BACKGROUND AND PURPOSE: Intravascular and parenchymal enhancement have been detected with contrast-enhanced T1-weighted MR imaging in patients with ischemic stroke. Diffusion-weighted MR imaging depicts infarct within minutes after the onset of symptoms. The aims of this study were to study the different MR enhancement findings during the first week after stroke and to ascertain whether the presence of intravascular enhancement over a larger area than the infarct on diffusion-weighted images on day 1 is able to predict substantial infarct growth during the first week.

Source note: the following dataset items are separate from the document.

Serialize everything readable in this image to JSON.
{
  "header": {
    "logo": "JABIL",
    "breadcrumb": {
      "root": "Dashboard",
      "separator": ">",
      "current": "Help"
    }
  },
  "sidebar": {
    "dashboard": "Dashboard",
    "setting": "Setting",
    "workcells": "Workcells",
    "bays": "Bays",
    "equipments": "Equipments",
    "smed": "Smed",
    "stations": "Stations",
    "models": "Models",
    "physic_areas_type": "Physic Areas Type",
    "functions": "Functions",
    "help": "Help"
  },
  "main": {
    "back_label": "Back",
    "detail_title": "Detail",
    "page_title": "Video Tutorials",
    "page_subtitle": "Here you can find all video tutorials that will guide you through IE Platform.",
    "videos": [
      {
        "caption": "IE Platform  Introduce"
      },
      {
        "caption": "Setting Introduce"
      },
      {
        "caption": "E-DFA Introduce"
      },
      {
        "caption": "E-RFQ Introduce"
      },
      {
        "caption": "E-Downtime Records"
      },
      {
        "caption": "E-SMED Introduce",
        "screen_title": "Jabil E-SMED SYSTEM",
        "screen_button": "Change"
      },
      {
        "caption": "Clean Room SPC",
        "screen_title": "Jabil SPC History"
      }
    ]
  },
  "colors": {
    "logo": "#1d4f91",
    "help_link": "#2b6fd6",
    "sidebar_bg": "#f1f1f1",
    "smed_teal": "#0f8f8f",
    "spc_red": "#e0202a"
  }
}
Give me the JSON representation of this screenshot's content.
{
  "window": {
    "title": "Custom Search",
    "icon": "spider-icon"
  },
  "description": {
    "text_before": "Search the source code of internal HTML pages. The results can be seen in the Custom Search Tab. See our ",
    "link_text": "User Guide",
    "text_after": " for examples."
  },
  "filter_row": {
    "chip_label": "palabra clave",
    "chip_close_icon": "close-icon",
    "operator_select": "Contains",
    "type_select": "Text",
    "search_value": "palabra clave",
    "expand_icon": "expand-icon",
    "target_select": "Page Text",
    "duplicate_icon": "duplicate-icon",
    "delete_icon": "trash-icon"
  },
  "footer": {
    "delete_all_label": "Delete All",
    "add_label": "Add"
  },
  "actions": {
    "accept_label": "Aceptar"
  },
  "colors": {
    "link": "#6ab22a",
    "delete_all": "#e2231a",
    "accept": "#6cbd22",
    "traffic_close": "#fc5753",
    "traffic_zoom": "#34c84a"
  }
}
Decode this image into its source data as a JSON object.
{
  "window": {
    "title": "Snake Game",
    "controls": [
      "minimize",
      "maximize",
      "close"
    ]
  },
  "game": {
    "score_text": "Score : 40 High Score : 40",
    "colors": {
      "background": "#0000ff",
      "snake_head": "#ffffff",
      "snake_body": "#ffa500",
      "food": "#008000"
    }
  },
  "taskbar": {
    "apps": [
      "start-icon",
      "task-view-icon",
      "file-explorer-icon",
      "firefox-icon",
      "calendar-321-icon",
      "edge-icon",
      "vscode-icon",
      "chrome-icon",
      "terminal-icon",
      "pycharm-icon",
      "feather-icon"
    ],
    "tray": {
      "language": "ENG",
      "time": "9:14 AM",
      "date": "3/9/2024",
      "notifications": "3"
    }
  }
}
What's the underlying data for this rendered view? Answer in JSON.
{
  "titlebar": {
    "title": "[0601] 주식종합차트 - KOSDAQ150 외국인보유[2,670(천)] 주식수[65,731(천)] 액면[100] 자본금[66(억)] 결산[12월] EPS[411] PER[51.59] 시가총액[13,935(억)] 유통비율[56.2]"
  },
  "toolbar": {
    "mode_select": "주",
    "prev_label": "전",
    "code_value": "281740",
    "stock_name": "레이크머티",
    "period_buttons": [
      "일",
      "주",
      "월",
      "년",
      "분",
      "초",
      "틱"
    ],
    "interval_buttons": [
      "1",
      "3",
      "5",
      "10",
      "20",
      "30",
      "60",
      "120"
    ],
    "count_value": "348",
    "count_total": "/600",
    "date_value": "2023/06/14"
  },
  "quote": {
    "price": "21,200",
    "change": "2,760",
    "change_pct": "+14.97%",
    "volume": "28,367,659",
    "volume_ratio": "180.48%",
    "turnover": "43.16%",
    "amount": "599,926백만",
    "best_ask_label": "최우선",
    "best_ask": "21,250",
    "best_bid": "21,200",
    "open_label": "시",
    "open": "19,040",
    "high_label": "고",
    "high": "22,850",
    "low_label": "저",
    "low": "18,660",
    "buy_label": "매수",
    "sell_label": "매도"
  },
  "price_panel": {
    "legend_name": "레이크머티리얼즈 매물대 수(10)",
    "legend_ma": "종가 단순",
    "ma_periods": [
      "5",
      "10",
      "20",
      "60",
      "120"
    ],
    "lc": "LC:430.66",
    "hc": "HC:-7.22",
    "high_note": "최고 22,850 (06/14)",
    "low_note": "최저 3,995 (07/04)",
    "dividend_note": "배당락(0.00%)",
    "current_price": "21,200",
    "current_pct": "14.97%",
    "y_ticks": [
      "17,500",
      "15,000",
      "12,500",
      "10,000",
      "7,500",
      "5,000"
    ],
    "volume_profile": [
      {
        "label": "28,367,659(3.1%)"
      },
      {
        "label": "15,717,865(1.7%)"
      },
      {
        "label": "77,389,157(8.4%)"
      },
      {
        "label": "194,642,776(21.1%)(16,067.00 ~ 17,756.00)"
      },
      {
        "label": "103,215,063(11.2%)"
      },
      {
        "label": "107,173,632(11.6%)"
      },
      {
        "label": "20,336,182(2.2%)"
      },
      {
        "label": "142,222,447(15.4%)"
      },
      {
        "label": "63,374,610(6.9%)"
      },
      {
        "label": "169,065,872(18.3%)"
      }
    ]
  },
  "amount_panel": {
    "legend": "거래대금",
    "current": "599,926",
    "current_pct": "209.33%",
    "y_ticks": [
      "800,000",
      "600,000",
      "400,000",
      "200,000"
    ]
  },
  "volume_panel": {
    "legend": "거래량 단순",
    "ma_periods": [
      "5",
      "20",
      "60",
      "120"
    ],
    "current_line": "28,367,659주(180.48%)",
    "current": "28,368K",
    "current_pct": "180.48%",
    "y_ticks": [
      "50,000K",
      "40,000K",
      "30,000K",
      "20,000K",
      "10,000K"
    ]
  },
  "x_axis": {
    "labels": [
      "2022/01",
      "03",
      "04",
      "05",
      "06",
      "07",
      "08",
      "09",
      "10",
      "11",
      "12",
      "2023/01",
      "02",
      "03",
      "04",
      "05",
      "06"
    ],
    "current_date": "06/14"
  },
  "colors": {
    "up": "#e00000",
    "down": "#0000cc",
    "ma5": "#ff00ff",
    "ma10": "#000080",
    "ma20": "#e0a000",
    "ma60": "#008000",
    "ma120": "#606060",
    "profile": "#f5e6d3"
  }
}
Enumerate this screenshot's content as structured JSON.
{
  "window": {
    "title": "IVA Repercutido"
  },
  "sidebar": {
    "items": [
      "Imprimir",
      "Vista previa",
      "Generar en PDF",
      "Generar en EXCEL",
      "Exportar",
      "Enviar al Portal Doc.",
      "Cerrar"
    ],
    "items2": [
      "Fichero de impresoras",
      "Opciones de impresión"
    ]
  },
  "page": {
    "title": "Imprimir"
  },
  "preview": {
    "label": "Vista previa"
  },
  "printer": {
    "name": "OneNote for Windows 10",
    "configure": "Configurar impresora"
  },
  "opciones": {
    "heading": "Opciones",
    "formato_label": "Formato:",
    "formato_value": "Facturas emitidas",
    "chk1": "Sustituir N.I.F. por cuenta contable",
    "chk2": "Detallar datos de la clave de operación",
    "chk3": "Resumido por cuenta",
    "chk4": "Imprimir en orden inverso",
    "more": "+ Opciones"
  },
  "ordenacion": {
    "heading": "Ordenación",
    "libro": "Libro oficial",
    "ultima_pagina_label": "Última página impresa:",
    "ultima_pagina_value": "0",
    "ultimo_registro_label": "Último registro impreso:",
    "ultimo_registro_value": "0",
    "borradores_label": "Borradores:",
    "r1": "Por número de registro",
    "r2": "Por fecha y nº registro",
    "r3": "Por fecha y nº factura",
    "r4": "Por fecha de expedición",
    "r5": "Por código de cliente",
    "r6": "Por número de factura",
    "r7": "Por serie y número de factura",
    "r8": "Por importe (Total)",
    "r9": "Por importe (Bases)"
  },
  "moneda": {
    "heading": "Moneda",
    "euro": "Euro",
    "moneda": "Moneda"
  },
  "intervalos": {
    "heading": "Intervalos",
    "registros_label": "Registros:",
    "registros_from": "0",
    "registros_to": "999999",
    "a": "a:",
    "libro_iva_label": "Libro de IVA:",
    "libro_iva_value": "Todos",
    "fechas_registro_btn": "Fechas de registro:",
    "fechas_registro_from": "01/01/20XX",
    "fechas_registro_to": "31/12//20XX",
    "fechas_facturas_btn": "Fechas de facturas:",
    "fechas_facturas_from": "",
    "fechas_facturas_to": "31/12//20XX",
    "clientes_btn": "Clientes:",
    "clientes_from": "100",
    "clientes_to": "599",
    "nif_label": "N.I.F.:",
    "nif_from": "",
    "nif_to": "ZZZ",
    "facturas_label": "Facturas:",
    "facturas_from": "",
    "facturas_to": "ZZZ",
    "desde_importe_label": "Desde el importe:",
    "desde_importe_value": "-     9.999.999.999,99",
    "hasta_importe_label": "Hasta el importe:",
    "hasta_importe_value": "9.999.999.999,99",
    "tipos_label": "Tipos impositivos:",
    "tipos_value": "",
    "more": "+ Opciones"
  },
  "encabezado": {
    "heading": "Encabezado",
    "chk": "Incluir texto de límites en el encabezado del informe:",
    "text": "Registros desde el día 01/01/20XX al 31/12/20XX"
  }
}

METHODS: Forty-eight patients were imaged on the first and second days and again 1 week after the onset of ischemic stroke. T1-weighted spin-echo imaging was performed before and after a 0.2 mmol/kg bolus of gadolinium chelate. Diffusion-weighted imaging was performed at the same slice positions. Enhancement findings were categorized as intravascular and parenchymal, with further categorization of parenchymal enhancement as cortical, subcortical, and deep; these findings were then compared with diffusion-weighted imaging findings.

RESULTS: Intravascular enhancement in the infarcted area was detected on day 1 in 78% of the cases, on day 2 in 78% of the cases, and at 1 week in 30% of the cases. Parenchymal enhancement was detected in 26%, 56%, and 100% of the cases, respectively. Intravascular enhancement over a larger area than the infarct on diffusion-weighted images on day 1 was not associated with the extent of infarct growth.

CONCLUSION: Detection of different patterns of contrast enhancement can help in determining the age of infarct. Parenchymal enhancement may be intense and can cause diagnostic uncertainty in cases in which the clinical history is obscure.